Engaging in values-based action

Using strategies that support growth, not struggle

You can walk toward the parts of life your BFRB has pulled you away from:

Connection, creativity, comfort in your own skin

Self-compassion, presence, meaningful activities

Turning Toward What Matters

Dropping the rope ends the struggle. When an individual is pulling on the rope, their entire world is reduced to the monster and the pit. They cannot drive, they cannot create, and they cannot connect with loved ones while their hands are busy struggling.

By dropping the rope, you aren’t saying the urge is gone; you are saying it is no longer the boss of your movements. When you drop the rope, you acknowledge the monster is still present, but we reclaim your hands. You are choosing to use your energy to build a life you love, rather than spending your time and energy caught up in struggle.

Consider This

To move from surviving to thriving, examine where your vitality is being spent.

  • What has “pulling on the rope” cost you? Is it the hours spent in front of a mirror? The social events missed? The mental static that keeps you from being present?
  • What does “dropping the rope” look like for you? It might be acknowledging: “I feel an urge to pull right now. I’m going to let that rope lie on the ground while I make a cup of tea, play with my dog, or take a walk.”
  • How does releasing the struggle create space for self-acceptance and self-compassion? When you stop fighting yourself, you stop being your own enemy.

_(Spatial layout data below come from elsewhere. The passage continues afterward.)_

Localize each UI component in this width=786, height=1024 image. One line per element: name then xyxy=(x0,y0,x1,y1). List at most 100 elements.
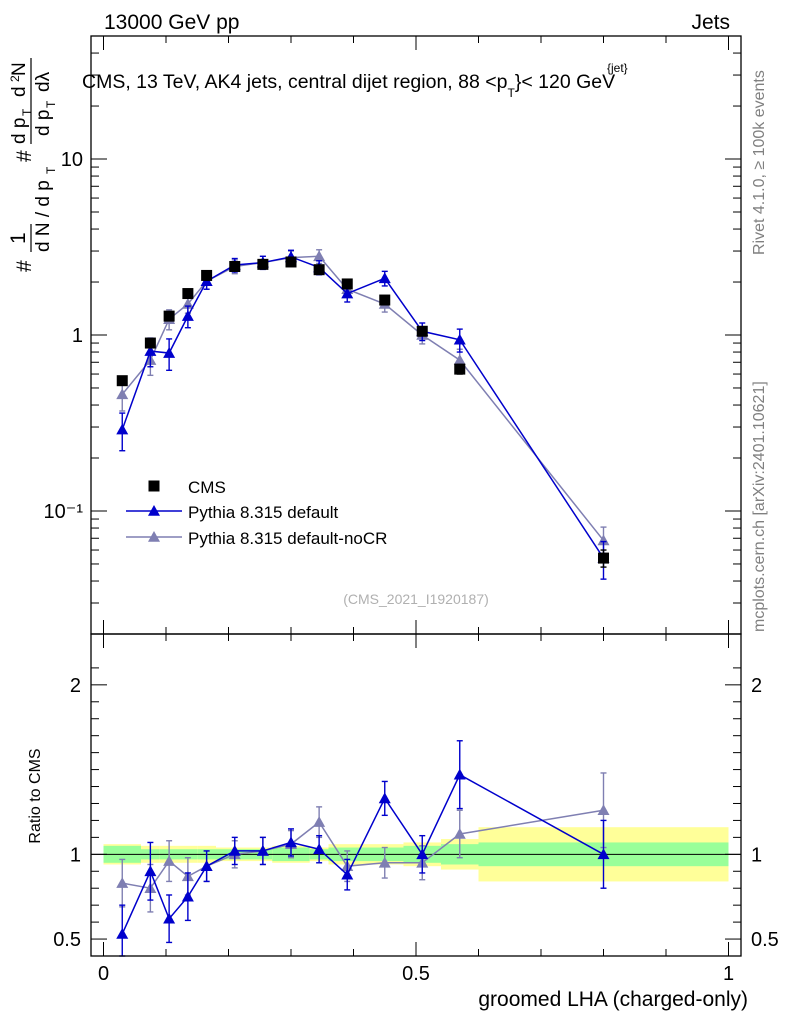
ratio-point xyxy=(256,844,269,856)
ratio-y-tick-label: 0.5 xyxy=(53,929,81,951)
ratio-point xyxy=(144,865,157,877)
ratio-point xyxy=(200,860,213,871)
series-line xyxy=(121,256,605,559)
svg-text:T: T xyxy=(44,166,58,174)
x-tick-label: 0.5 xyxy=(402,963,430,985)
legend-marker xyxy=(148,505,160,516)
svg-text:d N / d p: d N / d p xyxy=(33,180,54,252)
svg-text:2: 2 xyxy=(8,75,22,82)
ratio-point xyxy=(116,877,129,888)
ratio-y-tick-label-right: 0.5 xyxy=(751,929,779,951)
data-point xyxy=(341,287,354,299)
svg-text:1: 1 xyxy=(7,232,30,244)
legend: CMS Pythia 8.315 default Pythia 8.315 defa… xyxy=(126,478,387,548)
svg-text:T: T xyxy=(44,100,58,108)
ratio-point xyxy=(313,816,326,827)
ratio-y-tick-label: 2 xyxy=(70,675,81,697)
ratio-ylabel: Ratio to CMS xyxy=(27,748,44,843)
legend-label: Pythia 8.315 default xyxy=(188,503,339,522)
legend-entry: CMS xyxy=(148,478,226,497)
data-point xyxy=(257,258,269,270)
title-main: CMS, 13 TeV, AK4 jets, central dijet reg… xyxy=(82,71,508,93)
data-point xyxy=(285,256,297,268)
ratio-point xyxy=(285,836,297,848)
data-point xyxy=(116,388,129,400)
title-end: }< 120 GeV xyxy=(515,71,615,93)
data-point xyxy=(454,363,466,375)
main-y-tick-label: 1 xyxy=(72,325,83,347)
data-point xyxy=(341,278,353,290)
title-subscript: T xyxy=(507,86,515,100)
data-point xyxy=(597,534,610,546)
svg-text:dλ: dλ xyxy=(33,71,54,92)
ratio-series-line xyxy=(121,773,604,935)
data-point xyxy=(416,325,428,337)
ratio-point xyxy=(228,844,241,856)
ratio-panel-series xyxy=(116,740,610,957)
svg-text:N: N xyxy=(9,62,30,76)
ratio-point xyxy=(163,912,176,924)
data-point xyxy=(453,333,466,345)
svg-text:T: T xyxy=(20,108,34,116)
x-tick-label: 0 xyxy=(98,963,109,985)
ratio-panel-frame xyxy=(90,633,742,957)
main-y-tick-label: 10⁻¹ xyxy=(44,501,84,523)
data-point xyxy=(598,552,609,564)
svg-text:d p: d p xyxy=(9,118,30,144)
data-point xyxy=(182,288,194,300)
series-cms xyxy=(116,256,609,568)
svg-text:d: d xyxy=(9,86,30,97)
data-point xyxy=(313,264,325,276)
data-point xyxy=(181,310,194,321)
ratio-point xyxy=(416,848,429,860)
legend-marker xyxy=(148,531,160,542)
ratio-y-tick-label: 1 xyxy=(70,844,81,866)
ratio-point xyxy=(163,855,176,866)
ratio-point xyxy=(181,890,194,902)
plot-title: CMS, 13 TeV, AK4 jets, central dijet reg… xyxy=(82,71,615,100)
series-line xyxy=(121,255,605,541)
ratio-y-tick-label-right: 2 xyxy=(751,675,762,697)
svg-text:#: # xyxy=(13,150,36,162)
main-panel-series xyxy=(116,249,610,580)
ratio-point xyxy=(597,804,610,816)
data-point xyxy=(163,310,175,322)
header-right: Jets xyxy=(691,11,730,34)
data-point xyxy=(116,375,128,387)
data-point xyxy=(313,250,326,262)
data-point xyxy=(144,337,156,349)
header-left: 13000 GeV pp xyxy=(104,11,239,34)
legend-label: Pythia 8.315 default-noCR xyxy=(188,529,387,548)
axes: 0 0.5 1 10⁻¹ 1 10 0.5 0.5 1 1 2 2 xyxy=(44,35,779,985)
svg-text:#: # xyxy=(13,260,36,272)
data-point xyxy=(116,423,129,435)
ratio-point xyxy=(341,868,354,880)
ratio-point xyxy=(453,827,466,839)
ratio-point xyxy=(116,927,129,939)
analysis-id: (CMS_2021_I1920187) xyxy=(343,591,489,607)
ratio-series-pythia-8-315-default xyxy=(116,740,610,957)
data-point xyxy=(144,345,157,356)
data-point xyxy=(201,269,213,281)
main-ylabel: # 1 d N / d p T # d p T d 2 N d p T dλ xyxy=(7,58,58,272)
x-tick-label: 1 xyxy=(723,963,734,985)
side-text-rivet: Rivet 4.1.0, ≥ 100k events xyxy=(751,70,768,255)
ratio-y-tick-label-right: 1 xyxy=(751,844,762,866)
legend-label: CMS xyxy=(188,478,226,497)
data-point xyxy=(229,261,241,273)
svg-text:d p: d p xyxy=(33,110,54,136)
ratio-point xyxy=(378,792,391,804)
data-point xyxy=(379,294,391,306)
legend-entry: Pythia 8.315 default-noCR xyxy=(126,529,387,548)
data-point xyxy=(163,347,176,358)
title-superscript: {jet} xyxy=(607,61,628,75)
ratio-point xyxy=(597,848,610,860)
legend-entry: Pythia 8.315 default xyxy=(126,503,339,522)
legend-marker xyxy=(148,480,160,492)
data-point xyxy=(378,272,391,284)
ratio-point xyxy=(453,768,466,780)
ratio-point xyxy=(313,843,326,855)
side-text-mcplots: mcplots.cern.ch [arXiv:2401.10621] xyxy=(751,381,768,632)
ratio-point xyxy=(378,856,391,868)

By releasing the struggle, you aren’t saying the BFRB doesn’t matter. You are saying that your life matters more than this struggle. You are choosing to use your energy to build a life you love, rather than spending it all trying to defeat a monster that, for now, is just making some noise. Freedom from a BFRB doesn’t start when the urges stop. It starts the moment you realize you don’t have to pull on the rope.